I got this really hard system as my extra credit problem, and I'm clueless on how to do it
Here is the problem

In the System 5x-2y=29 and kx+7ky=3000, k, x, y are all postive integers. Find the value of x+y

Thank you

2. do you know linear algebra?

or only solving for a variable and substituting?

3. We have to find the values of k, x, and y, but i dont know how to do it.

I Usually just try to eliminate or substitute in systems

4. I found two solutions (with the help of a small program I wrote)...

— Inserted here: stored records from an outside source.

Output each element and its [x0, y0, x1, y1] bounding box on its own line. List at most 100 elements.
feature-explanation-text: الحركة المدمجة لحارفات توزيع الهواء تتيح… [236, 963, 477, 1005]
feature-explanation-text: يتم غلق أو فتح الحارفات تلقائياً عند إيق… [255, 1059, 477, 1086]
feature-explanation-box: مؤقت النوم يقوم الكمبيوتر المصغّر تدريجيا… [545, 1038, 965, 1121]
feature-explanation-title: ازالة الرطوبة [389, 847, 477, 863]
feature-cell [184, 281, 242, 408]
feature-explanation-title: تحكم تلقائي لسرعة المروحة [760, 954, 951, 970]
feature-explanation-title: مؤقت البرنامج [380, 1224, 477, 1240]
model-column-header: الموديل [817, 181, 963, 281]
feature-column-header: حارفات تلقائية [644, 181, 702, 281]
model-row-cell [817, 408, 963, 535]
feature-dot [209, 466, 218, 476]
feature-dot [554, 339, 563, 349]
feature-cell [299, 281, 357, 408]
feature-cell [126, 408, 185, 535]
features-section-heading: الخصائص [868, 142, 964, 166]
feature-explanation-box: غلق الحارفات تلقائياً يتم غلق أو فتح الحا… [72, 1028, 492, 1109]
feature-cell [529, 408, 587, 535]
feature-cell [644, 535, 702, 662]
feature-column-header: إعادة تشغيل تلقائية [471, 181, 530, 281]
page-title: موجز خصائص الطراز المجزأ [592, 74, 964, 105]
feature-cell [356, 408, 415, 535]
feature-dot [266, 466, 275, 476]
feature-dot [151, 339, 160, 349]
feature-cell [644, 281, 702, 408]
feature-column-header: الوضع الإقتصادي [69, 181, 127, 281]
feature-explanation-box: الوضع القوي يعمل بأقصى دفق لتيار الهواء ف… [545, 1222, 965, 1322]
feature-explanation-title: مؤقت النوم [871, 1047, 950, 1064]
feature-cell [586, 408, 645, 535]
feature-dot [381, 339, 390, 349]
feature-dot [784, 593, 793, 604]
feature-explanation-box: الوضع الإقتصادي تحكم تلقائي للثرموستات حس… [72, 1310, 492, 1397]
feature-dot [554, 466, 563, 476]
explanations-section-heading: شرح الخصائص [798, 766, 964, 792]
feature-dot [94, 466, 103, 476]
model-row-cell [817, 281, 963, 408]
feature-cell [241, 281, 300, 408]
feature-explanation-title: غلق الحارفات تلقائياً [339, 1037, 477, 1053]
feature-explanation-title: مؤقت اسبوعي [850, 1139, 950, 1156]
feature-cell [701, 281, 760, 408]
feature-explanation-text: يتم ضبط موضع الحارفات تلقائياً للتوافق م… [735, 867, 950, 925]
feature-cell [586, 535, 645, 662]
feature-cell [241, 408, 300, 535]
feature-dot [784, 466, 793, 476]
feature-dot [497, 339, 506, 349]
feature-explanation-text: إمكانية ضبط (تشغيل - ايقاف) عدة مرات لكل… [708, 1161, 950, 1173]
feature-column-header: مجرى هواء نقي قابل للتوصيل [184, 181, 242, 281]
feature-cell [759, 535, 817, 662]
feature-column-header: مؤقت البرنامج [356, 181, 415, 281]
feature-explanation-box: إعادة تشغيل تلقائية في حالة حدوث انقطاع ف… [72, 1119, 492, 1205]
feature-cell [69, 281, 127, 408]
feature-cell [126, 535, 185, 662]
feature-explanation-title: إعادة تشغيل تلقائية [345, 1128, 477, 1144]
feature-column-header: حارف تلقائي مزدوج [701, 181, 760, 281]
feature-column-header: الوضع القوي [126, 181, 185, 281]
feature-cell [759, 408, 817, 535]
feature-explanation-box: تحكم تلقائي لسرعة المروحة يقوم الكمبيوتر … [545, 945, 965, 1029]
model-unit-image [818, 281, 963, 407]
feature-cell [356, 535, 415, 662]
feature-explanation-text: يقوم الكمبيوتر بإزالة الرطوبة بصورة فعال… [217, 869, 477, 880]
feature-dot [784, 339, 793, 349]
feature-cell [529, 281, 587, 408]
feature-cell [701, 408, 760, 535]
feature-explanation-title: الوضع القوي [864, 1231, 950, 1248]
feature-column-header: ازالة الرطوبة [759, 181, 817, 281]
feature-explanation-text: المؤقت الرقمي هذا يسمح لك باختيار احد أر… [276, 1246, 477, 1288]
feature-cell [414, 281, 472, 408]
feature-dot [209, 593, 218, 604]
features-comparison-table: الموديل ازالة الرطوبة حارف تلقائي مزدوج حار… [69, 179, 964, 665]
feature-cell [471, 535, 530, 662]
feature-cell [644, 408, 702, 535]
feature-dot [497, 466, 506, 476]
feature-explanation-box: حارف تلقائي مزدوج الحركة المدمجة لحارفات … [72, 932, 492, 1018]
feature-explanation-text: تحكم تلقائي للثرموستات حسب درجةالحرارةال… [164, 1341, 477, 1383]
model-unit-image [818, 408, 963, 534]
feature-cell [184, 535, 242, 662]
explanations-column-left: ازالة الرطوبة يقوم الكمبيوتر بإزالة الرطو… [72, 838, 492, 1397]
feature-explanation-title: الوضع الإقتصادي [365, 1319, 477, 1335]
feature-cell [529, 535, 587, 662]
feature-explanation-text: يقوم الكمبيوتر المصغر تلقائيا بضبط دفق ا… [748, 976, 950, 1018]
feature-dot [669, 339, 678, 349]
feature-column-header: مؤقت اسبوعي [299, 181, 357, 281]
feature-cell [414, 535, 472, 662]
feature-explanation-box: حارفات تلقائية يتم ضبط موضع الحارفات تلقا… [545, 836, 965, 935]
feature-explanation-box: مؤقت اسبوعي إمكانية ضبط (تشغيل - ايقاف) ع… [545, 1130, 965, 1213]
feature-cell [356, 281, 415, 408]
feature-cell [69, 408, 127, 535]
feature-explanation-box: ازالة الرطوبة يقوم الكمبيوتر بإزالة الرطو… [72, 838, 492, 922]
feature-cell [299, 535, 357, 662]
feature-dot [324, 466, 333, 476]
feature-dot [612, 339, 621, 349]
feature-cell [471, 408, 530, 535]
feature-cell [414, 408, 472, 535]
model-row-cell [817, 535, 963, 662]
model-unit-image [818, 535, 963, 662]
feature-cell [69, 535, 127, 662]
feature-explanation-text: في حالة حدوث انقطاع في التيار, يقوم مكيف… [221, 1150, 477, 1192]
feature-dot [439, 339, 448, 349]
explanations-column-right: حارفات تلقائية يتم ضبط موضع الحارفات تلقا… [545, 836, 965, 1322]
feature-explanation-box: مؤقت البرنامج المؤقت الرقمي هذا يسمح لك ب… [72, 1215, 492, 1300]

$(x,y,k)=(-1,-17,-25) \implies x+y=-18$
$~(x,y,k)=(19,33,12) \implies x+y=52$

The setup though, was fairly simple. First, you solve $5x-2y=29$ for $y$:

$y=\frac{5x-29}{2}$

Now you can create a table and find the $y$ value for $x=\{1,2,3,\ldots\}$. You will see that only the odd $x$ values will give integer $y$ values, and also that the $y$ values are increasing by 5 as $x$ increases by 2. So you have $\left( {x,y} \right) = \left[ \begin{gathered}
\vdots \\
- 3, - 23 \\
- 1, - 17 \\
1, - 12 \\
3, - 7 \\
\vdots \\
\end{gathered} \right]$

Now you solve the equation $kx+7ky=3000$ for $k$:

$k=\frac{3000}{x+7y}$

Now all that is left is to plug in your pairs of $x$ and $y$ and check to see if $k$ is an integer or not. It isn't the prettiest method, but it works. I do not know of a general algebraic method however, and I am pretty sure there is none. It seems like there should be an infinite amount of solutions (since there are three variables and only two equations), but the program only found those two for $x = \{ - 999999, - 999997, - 999995,\ldots,999999\}$

edit: I just noticed that you only need positive integers, but this all still stands. You have one solution, and apparently it is the only solution. Could anyone clarify why there aren't an infinite amount of solutions? Obviously the requirement that the variables be integers would have something to do with it (perhaps because they aren't dense in $\mathbb{R}$?), but I don't see why that would make the solution set finite.